Like you, your dog can get zits and develop an acne problem. Unlike you, he won't obsess about pimples that appear on school picture day or right before your big presentation at work. Although your dog won't worry about his pimples, it's important for you to know what the bumps on your dog's chin are and when to treat them.
Is It Safe To Pop My Dog's Zits?
Yes, dog pimples are a thing
Many pet owners express surprise when they learn that dogs get acne. Just like you, your dog has oil-producing glands in her skin. If one of these glands or a hair follicle gets clogged with dirt and oil, a pimple forms. A zit can appear anywhere, but they're most likely to form on your dog's face or groin. They're also more likely to occur during your dog's time as a teenager, often resolving themselves when a dog reaches adulthood at around one year of age.
Know all the signs of acne
When clogged pores lead to a pimple, it's easy to see what's going on with your pooch. Other signs of clogged pores and skin problems aren't quite as obvious, however. Your dog may develop red bumps that never come to a head. You might also notice that your dog has small bumps under his skin rather than on it or find small scars from previous acne outbreaks. Sometimes, a dog with an uncomfortable zit will rub against the floor or furniture, almost as if trying to pop the pimple himself.
Avoid aggravating the situation
Pimples exude a kind of magical power over some people, filling them with the urge to pop zits and squeeze out every bit of pus that they can.
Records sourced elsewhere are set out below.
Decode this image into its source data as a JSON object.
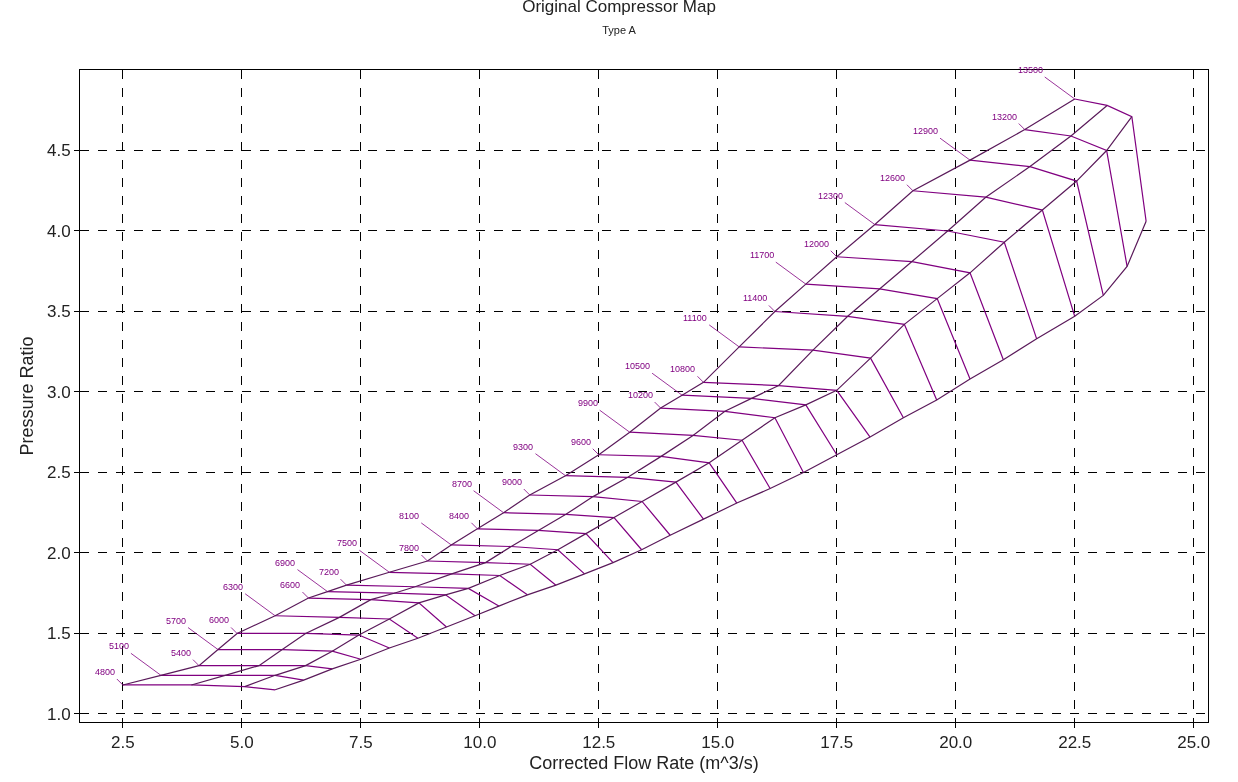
{
  "chart_data": {
    "type": "line",
    "title": "Original Compressor Map",
    "subtitle": "Type A",
    "xlabel": "Corrected Flow Rate (m^3/s)",
    "ylabel": "Pressure Ratio",
    "xlim": [
      1.6,
      25.3
    ],
    "ylim": [
      0.95,
      5.0
    ],
    "xticks": [
      2.5,
      {
        "value": 5,
        "label": "5.0"
      },
      7.5,
      {
        "value": 10,
        "label": "10.0"
      },
      12.5,
      {
        "value": 15,
        "label": "15.0"
      },
      17.5,
      {
        "value": 20,
        "label": "20.0"
      },
      22.5,
      {
        "value": 25,
        "label": "25.0"
      }
    ],
    "yticks": [
      {
        "value": 1,
        "label": "1.0"
      },
      1.5,
      {
        "value": 2,
        "label": "2.0"
      },
      2.5,
      {
        "value": 3,
        "label": "3.0"
      },
      3.5,
      {
        "value": 4,
        "label": "4.0"
      },
      4.5
    ],
    "grid": true,
    "legend": false,
    "marker": "none",
    "line_style": "solid",
    "series": [
      {
        "name": "4800",
        "color": "#800080",
        "x": [
          2.5,
          3.94,
          5.06,
          5.7
        ],
        "values": [
          1.18,
          1.18,
          1.17,
          1.15
        ]
      },
      {
        "name": "5100",
        "color": "#800080",
        "x": [
          3.3,
          4.65,
          5.7,
          6.3
        ],
        "values": [
          1.24,
          1.24,
          1.24,
          1.21
        ]
      },
      {
        "name": "5400",
        "color": "#800080",
        "x": [
          4.1,
          5.36,
          6.34,
          6.9
        ],
        "values": [
          1.3,
          1.3,
          1.3,
          1.28
        ]
      },
      {
        "name": "5700",
        "color": "#800080",
        "x": [
          4.5,
          5.85,
          6.9,
          7.5
        ],
        "values": [
          1.4,
          1.4,
          1.39,
          1.34
        ]
      },
      {
        "name": "6000",
        "color": "#800080",
        "x": [
          4.9,
          6.34,
          7.46,
          8.1
        ],
        "values": [
          1.5,
          1.5,
          1.49,
          1.41
        ]
      },
      {
        "name": "6300",
        "color": "#800080",
        "x": [
          5.7,
          7.05,
          8.1,
          8.7
        ],
        "values": [
          1.61,
          1.6,
          1.59,
          1.47
        ]
      },
      {
        "name": "6600",
        "color": "#800080",
        "x": [
          6.4,
          7.71,
          8.72,
          9.3
        ],
        "values": [
          1.72,
          1.71,
          1.69,
          1.54
        ]
      },
      {
        "name": "6900",
        "color": "#800080",
        "x": [
          6.8,
          8.2,
          9.28,
          9.9
        ],
        "values": [
          1.76,
          1.75,
          1.74,
          1.61
        ]
      },
      {
        "name": "7200",
        "color": "#800080",
        "x": [
          7.2,
          8.64,
          9.76,
          10.4
        ],
        "values": [
          1.8,
          1.79,
          1.78,
          1.67
        ]
      },
      {
        "name": "7500",
        "color": "#800080",
        "x": [
          8.1,
          9.41,
          10.42,
          11.0
        ],
        "values": [
          1.88,
          1.87,
          1.86,
          1.74
        ]
      },
      {
        "name": "7800",
        "color": "#800080",
        "x": [
          8.9,
          10.12,
          11.06,
          11.6
        ],
        "values": [
          1.95,
          1.94,
          1.93,
          1.8
        ]
      },
      {
        "name": "8100",
        "color": "#800080",
        "x": [
          9.4,
          10.66,
          11.64,
          12.2
        ],
        "values": [
          2.05,
          2.04,
          2.02,
          1.87
        ]
      },
      {
        "name": "8400",
        "color": "#800080",
        "x": [
          9.95,
          11.23,
          12.23,
          12.8
        ],
        "values": [
          2.15,
          2.14,
          2.12,
          1.94
        ]
      },
      {
        "name": "8700",
        "color": "#800080",
        "x": [
          10.5,
          11.81,
          12.82,
          13.4
        ],
        "values": [
          2.25,
          2.24,
          2.22,
          2.02
        ]
      },
      {
        "name": "9000",
        "color": "#800080",
        "x": [
          11.05,
          12.38,
          13.41,
          14.0
        ],
        "values": [
          2.36,
          2.35,
          2.32,
          2.11
        ]
      },
      {
        "name": "9300",
        "color": "#800080",
        "x": [
          11.8,
          13.11,
          14.12,
          14.7
        ],
        "values": [
          2.48,
          2.47,
          2.44,
          2.21
        ]
      },
      {
        "name": "9600",
        "color": "#800080",
        "x": [
          12.5,
          13.81,
          14.82,
          15.4
        ],
        "values": [
          2.61,
          2.6,
          2.56,
          2.31
        ]
      },
      {
        "name": "9900",
        "color": "#800080",
        "x": [
          13.15,
          14.48,
          15.51,
          16.1
        ],
        "values": [
          2.75,
          2.73,
          2.7,
          2.4
        ]
      },
      {
        "name": "10200",
        "color": "#800080",
        "x": [
          13.8,
          15.15,
          16.2,
          16.8
        ],
        "values": [
          2.9,
          2.88,
          2.84,
          2.5
        ]
      },
      {
        "name": "10500",
        "color": "#800080",
        "x": [
          14.25,
          15.71,
          16.85,
          17.5
        ],
        "values": [
          2.98,
          2.96,
          2.92,
          2.61
        ]
      },
      {
        "name": "10800",
        "color": "#800080",
        "x": [
          14.7,
          16.28,
          17.5,
          18.2
        ],
        "values": [
          3.06,
          3.04,
          3.01,
          2.72
        ]
      },
      {
        "name": "11100",
        "color": "#800080",
        "x": [
          15.45,
          17.0,
          18.21,
          18.9
        ],
        "values": [
          3.28,
          3.26,
          3.21,
          2.84
        ]
      },
      {
        "name": "11400",
        "color": "#800080",
        "x": [
          16.2,
          17.73,
          18.92,
          19.6
        ],
        "values": [
          3.5,
          3.47,
          3.42,
          2.95
        ]
      },
      {
        "name": "11700",
        "color": "#800080",
        "x": [
          16.85,
          18.4,
          19.61,
          20.3
        ],
        "values": [
          3.67,
          3.64,
          3.58,
          3.08
        ]
      },
      {
        "name": "12000",
        "color": "#800080",
        "x": [
          17.5,
          19.08,
          20.3,
          21.0
        ],
        "values": [
          3.84,
          3.81,
          3.74,
          3.2
        ]
      },
      {
        "name": "12300",
        "color": "#800080",
        "x": [
          18.3,
          19.83,
          21.02,
          21.7
        ],
        "values": [
          4.04,
          4.0,
          3.93,
          3.33
        ]
      },
      {
        "name": "12600",
        "color": "#800080",
        "x": [
          19.1,
          20.63,
          21.82,
          22.5
        ],
        "values": [
          4.25,
          4.21,
          4.13,
          3.47
        ]
      },
      {
        "name": "12900",
        "color": "#800080",
        "x": [
          20.3,
          21.56,
          22.54,
          23.1
        ],
        "values": [
          4.44,
          4.4,
          4.31,
          3.6
        ]
      },
      {
        "name": "13200",
        "color": "#800080",
        "x": [
          21.45,
          22.42,
          23.17,
          23.6
        ],
        "values": [
          4.63,
          4.59,
          4.5,
          3.78
        ]
      },
      {
        "name": "13500",
        "color": "#800080",
        "x": [
          22.5,
          23.18,
          23.7,
          24.0
        ],
        "values": [
          4.82,
          4.78,
          4.71,
          4.06
        ]
      },
      {
        "color": "#5a1a5a",
        "x": [
          2.5,
          3.3,
          4.1,
          4.5,
          4.9,
          5.7,
          6.4,
          6.8,
          7.2,
          8.1,
          8.9,
          9.4,
          9.95,
          10.5,
          11.05,
          11.8,
          12.5,
          13.15,
          13.8,
          14.25,
          14.7,
          15.45,
          16.2,
          16.85,
          17.5,
          18.3,
          19.1,
          20.3,
          21.45,
          22.5
        ],
        "values": [
          1.18,
          1.24,
          1.3,
          1.4,
          1.5,
          1.61,
          1.72,
          1.76,
          1.8,
          1.88,
          1.95,
          2.05,
          2.15,
          2.25,
          2.36,
          2.48,
          2.61,
          2.75,
          2.9,
          2.98,
          3.06,
          3.28,
          3.5,
          3.67,
          3.84,
          4.04,
          4.25,
          4.44,
          4.63,
          4.82
        ]
      },
      {
        "color": "#5a1a5a",
        "x": [
          3.94,
          4.65,
          5.36,
          5.85,
          6.34,
          7.05,
          7.71,
          8.2,
          8.64,
          9.41,
          10.12,
          10.66,
          11.23,
          11.81,
          12.38,
          13.11,
          13.81,
          14.48,
          15.15,
          15.71,
          16.28,
          17.0,
          17.73,
          18.4,
          19.08,
          19.83,
          20.63,
          21.56,
          22.42,
          23.18
        ],
        "values": [
          1.18,
          1.24,
          1.3,
          1.4,
          1.5,
          1.6,
          1.71,
          1.75,
          1.79,
          1.87,
          1.94,
          2.04,
          2.14,
          2.24,
          2.35,
          2.47,
          2.6,
          2.73,
          2.88,
          2.96,
          3.04,
          3.26,
          3.47,
          3.64,
          3.81,
          4.0,
          4.21,
          4.4,
          4.59,
          4.78
        ]
      },
      {
        "color": "#5a1a5a",
        "x": [
          5.06,
          5.7,
          6.34,
          6.9,
          7.46,
          8.1,
          8.72,
          9.28,
          9.76,
          10.42,
          11.06,
          11.64,
          12.23,
          12.82,
          13.41,
          14.12,
          14.82,
          15.51,
          16.2,
          16.85,
          17.5,
          18.21,
          18.92,
          19.61,
          20.3,
          21.02,
          21.82,
          22.54,
          23.17,
          23.7
        ],
        "values": [
          1.17,
          1.24,
          1.3,
          1.39,
          1.49,
          1.59,
          1.69,
          1.74,
          1.78,
          1.86,
          1.93,
          2.02,
          2.12,
          2.22,
          2.32,
          2.44,
          2.56,
          2.7,
          2.84,
          2.92,
          3.01,
          3.21,
          3.42,
          3.58,
          3.74,
          3.93,
          4.13,
          4.31,
          4.5,
          4.71
        ]
      },
      {
        "color": "#5a1a5a",
        "x": [
          5.7,
          6.3,
          6.9,
          7.5,
          8.1,
          8.7,
          9.3,
          9.9,
          10.4,
          11.0,
          11.6,
          12.2,
          12.8,
          13.4,
          14.0,
          14.7,
          15.4,
          16.1,
          16.8,
          17.5,
          18.2,
          18.9,
          19.6,
          20.3,
          21.0,
          21.7,
          22.5,
          23.1,
          23.6,
          24.0
        ],
        "values": [
          1.15,
          1.21,
          1.28,
          1.34,
          1.41,
          1.47,
          1.54,
          1.61,
          1.67,
          1.74,
          1.8,
          1.87,
          1.94,
          2.02,
          2.11,
          2.21,
          2.31,
          2.4,
          2.5,
          2.61,
          2.72,
          2.84,
          2.95,
          3.08,
          3.2,
          3.33,
          3.47,
          3.6,
          3.78,
          4.06
        ]
      }
    ]
  }
}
If you're one of these people, step away from your dog. You should never pop a dog's zits. Doing so can cause infection and spread pus and oil over your dog's skin, prompting another breakout and making her acne worse. You also increase the risk that your pup will develop a canine sebaceous cyst. Essentially giant pimples, these cysts are benign but quite painful. Many require a trip to the vet.
While avoiding popping, make sure you avoid treating your dog with hydrogen peroxide or human acne medications too. A dab of Clearasil may work wonders for you, but solutions made for human skin are generally much more potent than those made for dogs. You could make your dog's acne worse or create other skin problems for him.
Take the proper steps
Doing nothing is sometimes the best way to treat your dog's acne. If your pup is in her teen months or the acne is mild, the problem typically resolves itself. If your dog is past her teens but still breaking out often or experiencing a bad skin problem, visit your vet. Your vet can confirm that you're in fact dealing with acne and not something else that looks similar.
If it is acne, the first step of treatment may simply involve bathing your dog more frequently. A weekly bath can help keep your dog's skin clean and clear. If necessary, your vet can suggest a medicated shampoo for an acne-fighting boost. If your dog's zits occur mostly around her mouth, try brushing her teeth. Sometimes, poor dental hygiene allows bacteria to leave the mouth and migrate to the muzzle. Dental treats or some time with a toothbrush prevent this problem.
Sometimes, vets prescribe anti-inflammatory pills as well as antibiotics to dogs with serious acne issues. Topical creams and gels can also help ease acne irritation. If your dog has an overly large zit or one hidden under his skin, your vet may drain the site or even surgically remove the affected tissue. This treatment, however, is typically reserved for very large sebaceous cysts.